在北京,庞大的文化文艺圈子,有半壁江山被一群有着同一种身份标签的人占据——大院子弟,其中,最具代表性的人物有姜文、王朔、葛优、崔健、马未都等等。
大院是特殊的历史时期投射到建筑物上的特殊产物,是一个部队或一个单位的人员和其家属的生活区,通常,大院里会自带小卖部、理发店、小饭馆等生活配套。
南宁也有很多大院。虽然由于地方土壤不一样,南宁的大院似乎没怎么孕育出名噪一时的大人物,但据说,很多从大院里走出来的人,后来都成为了推动南宁城市发展的中坚力量。
无论是数十年前还是今天,大院都是一座城市里气质最为独特的住宅小区。
但是,随着旧改的推进,大院渐渐走到了历史的边缘。4个月前,南宁地委大院一期旧改动工,一栋栋老房子在机械轰鸣声中倒下;两个月前,大板二区的拆迁公告也贴满了小区里的角角落落……大院虽好,奈何人间留不住。
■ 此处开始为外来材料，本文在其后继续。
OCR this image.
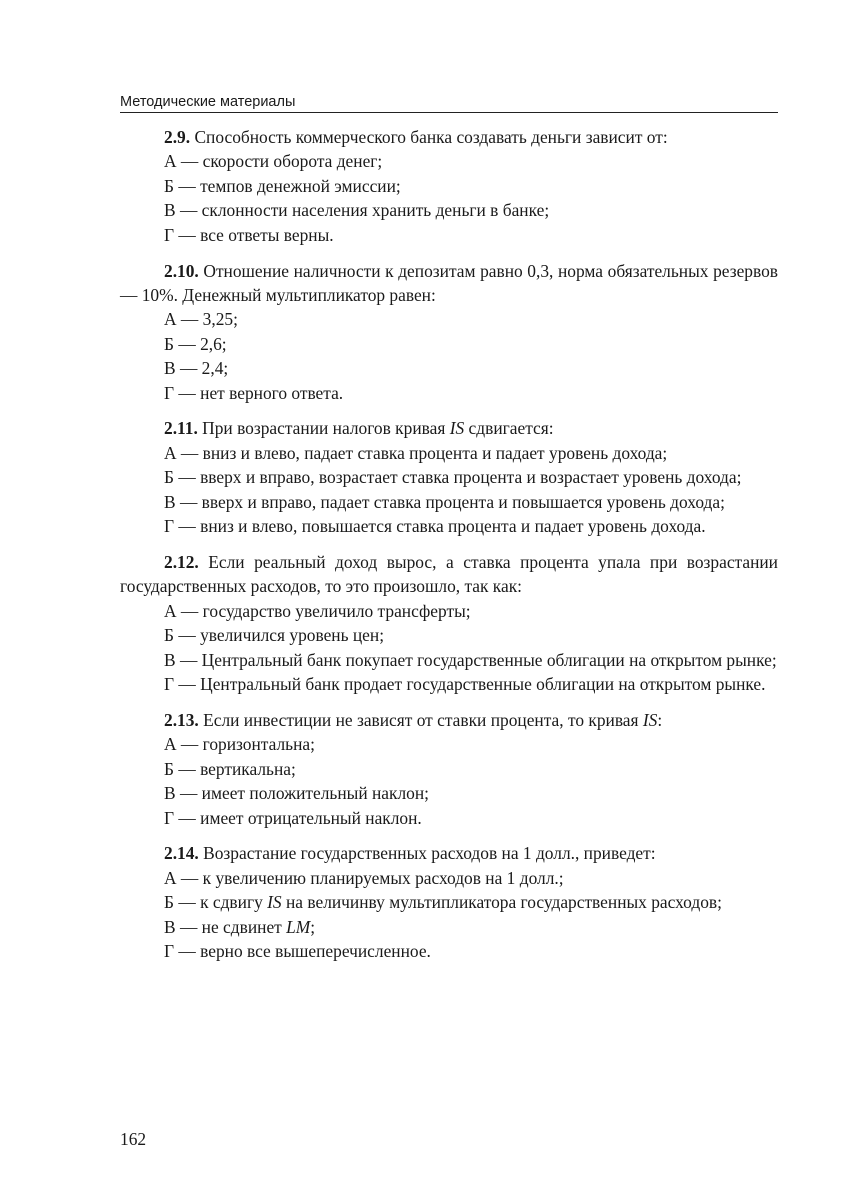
Методические материалы
2.9. Способность коммерческого банка создавать деньги зависит от:
А — скорости оборота денег;
Б — темпов денежной эмиссии;
В — склонности населения хранить деньги в банке;
Г — все ответы верны.
2.10. Отношение наличности к депозитам равно 0,3, норма обязательных резервов — 10%. Денежный мультипликатор равен:
А — 3,25;
Б — 2,6;
В — 2,4;
Г — нет верного ответа.
2.11. При возрастании налогов кривая IS сдвигается:
А — вниз и влево, падает ставка процента и падает уровень дохода;
Б — вверх и вправо, возрастает ставка процента и возрастает уровень дохода;
В — вверх и вправо, падает ставка процента и повышается уровень дохода;
Г — вниз и влево, повышается ставка процента и падает уровень дохода.
2.12. Если реальный доход вырос, а ставка процента упала при возрастании государственных расходов, то это произошло, так как:
А — государство увеличило трансферты;
Б — увеличился уровень цен;
В — Центральный банк покупает государственные облигации на открытом рынке;
Г — Центральный банк продает государственные облигации на открытом рынке.
2.13. Если инвестиции не зависят от ставки процента, то кривая IS:
А — горизонтальна;
Б — вертикальна;
В — имеет положительный наклон;
Г — имеет отрицательный наклон.
2.14. Возрастание государственных расходов на 1 долл., приведет:
А — к увеличению планируемых расходов на 1 долл.;
Б — к сдвигу IS на величинву мультипликатора государственных расходов;
В — не сдвинет LM;
Г — верно все вышеперечисленное.
162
因此,为了记录大院,我们从今天起将陆续推出“城市记忆馆·大院”系列,尽可能地以图文和视频的方式,为大家保留一份关于大院的记忆。
本文我要写的是新竹小区,并以此为本系列的开篇。

打败了很多新房的“老破小”
我最近一次去新竹小区,是去参观朋友陈小姐的新家。她在今年7月份买下了这个小区的一套约80平米的小户型,总价110多万,目前装修已接近尾声。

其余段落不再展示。